1. How did life originate?
For 80 years now we are told that the first self-replicating molecules appeared in the primordial soup in the Earth’s shallow waters, which happened 4 billion years ago. This “soup” was composed of amino-acids, polypeptides, and nitrogenous bases of nucleotides formed as a result of electrical charges, high heat, and cosmic radiation.
However, the experiments to replicate similar processes have given mixed results: the basic monomers began to form substances that prevented the expected complexity from existing in this “soup” of polymers.
Later, the problem seemed to have been simplified by the “RNA world” hypothesis, but the probability of spontaneous formation of RNA, which would possess catalytic properties, is very low. It is estimated that four billion years are not enough. It is difficult to envision that we are incorrect in our assumptions about Earth’s conditions back in the time (thanks to geologists and paleontologists).
In general, how RNA emerged and what it gave rise to still remains a mystery. It even boils down to assumptions by some authors when they move our ancestral home to Mars, where the conditions for RNA formation were much more favorable!
2. What makes us human?
Some of us have a big brain, but elephants and whales have even bigger brains.
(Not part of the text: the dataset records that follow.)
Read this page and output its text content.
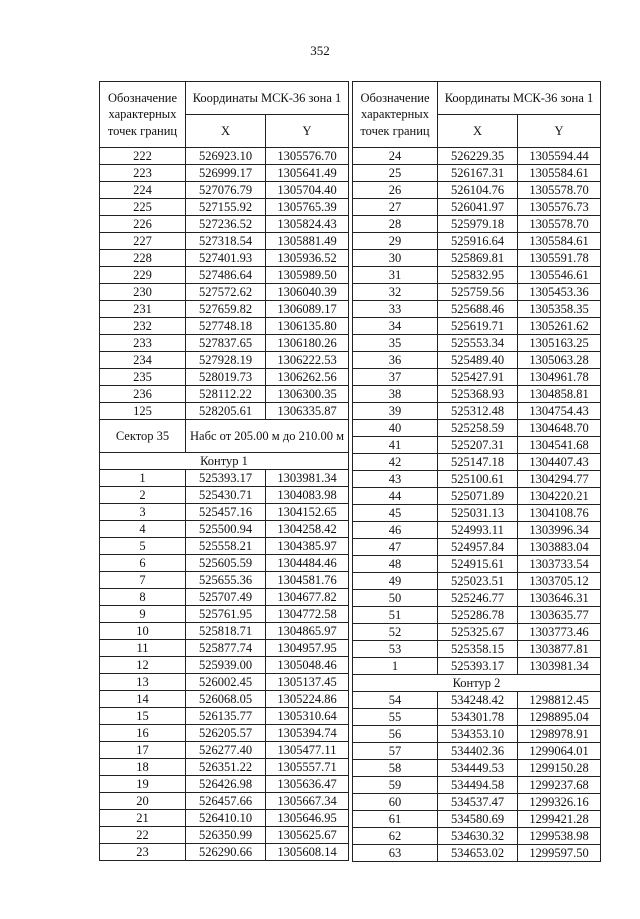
352
Обозначение характерных точек границ	Координаты МСК-36 зона 1	
	X	Y
222	526923.10	1305576.70
223	526999.17	1305641.49
224	527076.79	1305704.40
225	527155.92	1305765.39
226	527236.52	1305824.43
227	527318.54	1305881.49
228	527401.93	1305936.52
229	527486.64	1305989.50
230	527572.62	1306040.39
231	527659.82	1306089.17
232	527748.18	1306135.80
233	527837.65	1306180.26
234	527928.19	1306222.53
235	528019.73	1306262.56
236	528112.22	1306300.35
125	528205.61	1306335.87
Сектор 35	Набс от 205.00 м до 210.00 м	
Контур 1		
1	525393.17	1303981.34
2	525430.71	1304083.98
3	525457.16	1304152.65
4	525500.94	1304258.42
5	525558.21	1304385.97
6	525605.59	1304484.46
7	525655.36	1304581.76
8	525707.49	1304677.82
9	525761.95	1304772.58
10	525818.71	1304865.97
11	525877.74	1304957.95
12	525939.00	1305048.46
13	526002.45	1305137.45
14	526068.05	1305224.86
15	526135.77	1305310.64
16	526205.57	1305394.74
17	526277.40	1305477.11
18	526351.22	1305557.71
19	526426.98	1305636.47
20	526457.66	1305667.34
21	526410.10	1305646.95
22	526350.99	1305625.67
23	526290.66	1305608.14
Обозначение характерных точек границ	Координаты МСК-36 зона 1	
	X	Y
24	526229.35	1305594.44
25	526167.31	1305584.61
26	526104.76	1305578.70
27	526041.97	1305576.73
28	525979.18	1305578.70
29	525916.64	1305584.61
30	525869.81	1305591.78
31	525832.95	1305546.61
32	525759.56	1305453.36
33	525688.46	1305358.35
34	525619.71	1305261.62
35	525553.34	1305163.25
36	525489.40	1305063.28
37	525427.91	1304961.78
38	525368.93	1304858.81
39	525312.48	1304754.43
40	525258.59	1304648.70
41	525207.31	1304541.68
42	525147.18	1304407.43
43	525100.61	1304294.77
44	525071.89	1304220.21
45	525031.13	1304108.76
46	524993.11	1303996.34
47	524957.84	1303883.04
48	524915.61	1303733.54
49	525023.51	1303705.12
50	525246.77	1303646.31
51	525286.78	1303635.77
52	525325.67	1303773.46
53	525358.15	1303877.81
1	525393.17	1303981.34
Контур 2		
54	534248.42	1298812.45
55	534301.78	1298895.04
56	534353.10	1298978.91
57	534402.36	1299064.01
58	534449.53	1299150.28
59	534494.58	1299237.68
60	534537.47	1299326.16
61	534580.69	1299421.28
62	534630.32	1299538.98
63	534653.02	1299597.50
Some of us know how to make tools, but, as it turned out to be, parrots, seals, and other animals are capable of doing this also. Granted, tools are systematically created by, for example, apes, but they do not become more evolved during this process. Perhaps fire?
Chimpanzees are quite quick to learn how to start a fire with a lighter, or a match, but have not yet shown the level of intelligence qualifying them for membership in the UN. Language? However, if not the language, but pictograms were readily available to apes of different species, and they are even able to communicate on a local network with an invisible “companion”, including both people and their own species.
Social culture? Unlikely. Orangutans after migrating to a new habitat seem to learn from other groups about hunting techniques, eating habits, and other elements of behavior, including regional variations of sound signals…
So what is the thing that separates us from them?
3. Will we ever be able to conquer death?
That is, do we have the ability to live indefinitely, right? The short answer is no, if you are a multi-cellular organism. But this answer is suspiciously short…
In fact, some of the multi-cellular organisms are essentially immortal unless, of course, they are subjected to complete annihilation. Perhaps their aging is so slow that scientists cannot record the moment of their death due to natural causes (“negligible senescence”). Medusa Turrilopsis nutricula, sea anemones, and Hydra will certainly not die due to aging, they need to be affected by external factors to cease their existence.
Apparently, the Mountain bristlecone pine appears very similar to these organisms, its oldest known species dates back 5 thousand years, given the tree is defenseless against being cut, fires and lightning, we can assume that this species can only die because of these deadly events. In recent years, it became known that clam species Arctica islandica can reach an age of 500 years with no visible changes in morphology.
Similar patterns are observed in turtle Terrapene carolina, sea urchin Strongylocentrotus franciscanus, redfish Sebastes aleutianus, etc. All of the captured oldest-living species do not show signs of aging, such as reduced fertility, etc. Nothing would set them apart from species that are a hundred years younger. Finally, the species of sponge Scolymastra joubini is estimated to live up to 23 thousand years!
Perhaps, elusive species with slow aging are far more numerous than it is known to biologists. Specifically, the age of the lobster species is impossible to determine, but the age-related changes after they mature are still absent. Obviously, studying the mechanisms of this longevity could help solve aging problems in humans, although it is hard to predict to what extent or how.
4. What is consciousness?
Maybe the answer is “consciousness”? But this answer does not help: we still have no idea what it is. Presumably, consciousness is formed physiologically by the interaction (possibly network-like) of different regions of the brain. The catch is that we cannot monopolize our brain, and it is unclear why the reflexes and self-awareness should be limited only by us…
5. What is the purpose of sleeping?
Even when we are asleep, the brain still functions all the time, right? What kind of rest is this when there is no resting? And how come some vertebrates sleep with only one hemisphere of the brain? Why spend a third of your life on the process, the purpose of which is unclear…?
There is, of course, a theory that sleeping helps our learning, when during this process, we “reboot the brain”, allowing the synapses to “upload” memories into the long-term memory, otherwise after a while the number of accumulated memories would be too big and new memories could not be formed, which would cause significant damage to our consciousness. But frankly speaking, it is still a suggested hypothesis, although it is gaining some recognition.